GÖZALTINDA TELEFONUN AÇILMASI RUTİN İŞLEM
Açıklamada, gözaltındayken telefonun kısa süreli açılmasına yönelik eleştirilere de
cevap verildi. Söz konusu telefonun 19 Eylül 2008 günü kısa bir süre için açık kalmasının sanıktan elde edilen telefonun hafızasındaki bilgilerin, telefon ve sim kart çözüm tutanağında yer alacak biçimde
teknik personel tarafından kopyalanması esnasında gerçekleştiği belirtildi. Kopyalama esnasında telefonun yaklaşık 2 dakika açık kaldığı, bunun tüm şüphelilerin telefonları için yapılan rutin işlem olduğu vurgulandı.
Çelebi'nin iddia edilen Ergenekon Silahlı Terör Örgütü yöneticilerinden gelen talimat doğrultusunda Hizbut Tahrir terör örgütüne sızma girişimlerinin bulunduğu iddialarının şüphelinin bizzat yaptığı telefon görüşmeleri, yapılan aramalarda elde edilen fiziki ve dijital dokümanlar ile Hizbut Tahrir örgüt üyeliğinden haklarında dava açılan Kurtça
Bektaş ve Süleyman Solmaz'ın ifadelerine dayandırıldığı kaydedildi.
TİB'den temin edilen HTS kayıtlarına göre, Çelebi'nin gözaltına alınmadan önce Hizbut Tahrir örgüt üyeliğinden haklarında dava açılan Bektaş ile 25
Mayıs - 8 Haziran 2008 tarihleri arasında 25 kez, Solmaz ile de
1 Mayıs - 26 Temmuz 2008 tarihleri arasında 90 kez görüşme kaydının bulunduğunun tespit edildiği hatırlatıldı.

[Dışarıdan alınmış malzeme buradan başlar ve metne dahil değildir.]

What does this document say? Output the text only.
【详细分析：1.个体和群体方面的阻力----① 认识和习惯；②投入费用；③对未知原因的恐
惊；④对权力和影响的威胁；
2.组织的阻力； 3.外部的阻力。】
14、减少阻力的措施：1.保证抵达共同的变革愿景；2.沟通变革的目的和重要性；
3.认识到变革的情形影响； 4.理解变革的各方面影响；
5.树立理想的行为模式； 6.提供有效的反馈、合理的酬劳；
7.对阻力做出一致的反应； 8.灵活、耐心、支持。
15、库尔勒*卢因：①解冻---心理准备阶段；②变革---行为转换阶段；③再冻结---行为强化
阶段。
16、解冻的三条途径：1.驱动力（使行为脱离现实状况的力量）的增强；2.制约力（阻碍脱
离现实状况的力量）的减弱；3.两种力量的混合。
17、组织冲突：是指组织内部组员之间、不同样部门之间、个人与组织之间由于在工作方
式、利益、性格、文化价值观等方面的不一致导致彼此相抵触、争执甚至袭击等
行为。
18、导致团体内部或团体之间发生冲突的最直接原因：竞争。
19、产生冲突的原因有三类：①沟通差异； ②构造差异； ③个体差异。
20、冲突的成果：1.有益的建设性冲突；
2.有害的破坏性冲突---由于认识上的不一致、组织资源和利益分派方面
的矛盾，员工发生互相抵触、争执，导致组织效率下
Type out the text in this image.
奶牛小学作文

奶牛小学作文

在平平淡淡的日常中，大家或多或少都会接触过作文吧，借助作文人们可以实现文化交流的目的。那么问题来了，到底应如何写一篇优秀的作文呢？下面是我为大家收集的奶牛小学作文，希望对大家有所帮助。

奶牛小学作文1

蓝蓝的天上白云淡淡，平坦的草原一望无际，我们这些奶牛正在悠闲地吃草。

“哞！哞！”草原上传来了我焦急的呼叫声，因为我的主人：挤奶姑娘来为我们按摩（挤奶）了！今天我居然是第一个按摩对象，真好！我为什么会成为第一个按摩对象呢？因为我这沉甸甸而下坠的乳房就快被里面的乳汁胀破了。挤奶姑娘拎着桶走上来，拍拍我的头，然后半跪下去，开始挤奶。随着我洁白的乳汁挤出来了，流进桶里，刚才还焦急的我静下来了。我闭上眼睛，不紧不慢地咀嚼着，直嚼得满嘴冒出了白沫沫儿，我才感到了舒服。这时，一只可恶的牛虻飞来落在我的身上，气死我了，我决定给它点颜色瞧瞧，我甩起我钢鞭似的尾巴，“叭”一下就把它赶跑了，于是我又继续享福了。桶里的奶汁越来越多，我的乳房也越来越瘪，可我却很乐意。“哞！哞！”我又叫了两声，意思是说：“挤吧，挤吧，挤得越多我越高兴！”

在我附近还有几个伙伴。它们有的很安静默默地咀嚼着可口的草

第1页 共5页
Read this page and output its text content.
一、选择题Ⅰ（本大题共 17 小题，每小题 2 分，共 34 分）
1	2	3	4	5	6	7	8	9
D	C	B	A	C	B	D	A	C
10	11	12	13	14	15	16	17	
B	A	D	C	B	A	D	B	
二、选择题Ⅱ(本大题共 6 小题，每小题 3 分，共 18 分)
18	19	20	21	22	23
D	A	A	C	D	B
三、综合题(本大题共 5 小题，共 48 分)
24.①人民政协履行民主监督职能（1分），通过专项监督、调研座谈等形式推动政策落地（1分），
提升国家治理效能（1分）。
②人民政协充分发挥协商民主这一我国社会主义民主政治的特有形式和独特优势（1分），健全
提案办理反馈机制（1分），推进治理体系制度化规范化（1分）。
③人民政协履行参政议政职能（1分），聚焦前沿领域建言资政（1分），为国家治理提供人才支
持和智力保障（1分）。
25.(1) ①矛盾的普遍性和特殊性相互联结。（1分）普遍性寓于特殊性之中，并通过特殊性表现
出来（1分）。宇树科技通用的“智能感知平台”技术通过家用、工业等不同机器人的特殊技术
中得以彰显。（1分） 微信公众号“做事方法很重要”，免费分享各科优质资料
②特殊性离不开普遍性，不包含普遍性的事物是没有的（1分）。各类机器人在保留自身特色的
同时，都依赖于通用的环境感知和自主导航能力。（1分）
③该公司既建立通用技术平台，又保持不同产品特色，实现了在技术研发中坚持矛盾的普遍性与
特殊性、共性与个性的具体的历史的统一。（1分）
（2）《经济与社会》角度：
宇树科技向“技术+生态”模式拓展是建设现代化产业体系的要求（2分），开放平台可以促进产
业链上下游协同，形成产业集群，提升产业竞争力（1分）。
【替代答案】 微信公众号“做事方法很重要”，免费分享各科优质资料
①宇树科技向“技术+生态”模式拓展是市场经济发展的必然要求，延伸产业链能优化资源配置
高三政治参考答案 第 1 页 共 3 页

Açıklamada, "Sonuç olarak, sanık Mehmet Ali Çelebi'nin Hizbut Tahrir terör örgütüyle irtibatı, basında yer alan iddialarda olduğu gibi Mahmut Oğuz Kazancı'nın telefon rehberindeki kayıtların sanık Çelebi'nin telefonunda da bulunmasına dayandırılmamış, bu konu sanık aleyhinde sonuç doğuracak biçimde adli işlemlerin hiçbir aşamasında değerlendirilmemiştir. Adı geçen sanığın terör örgütüyle olan irtibatı, soruşturma dosyasında somut bir şekilde mevcut olan TİB kaynaklı HTS raporları, adli kararlı telefon görüşmeleri, el konulan fiziki ve dijital dokümanlar ile diğer sanık ifadeleri dayanak alınarak ortaya konmuştur." ifadelerine yer verildi.
Söz konusu iddialar nedeniyle Çelebi'nin avukatları bazı
emniyet personeli hakkında "görevi kötüye kullanma,
iftira ve suç delillerini değiştirmek" suçlarından dava açılmasını istemişti.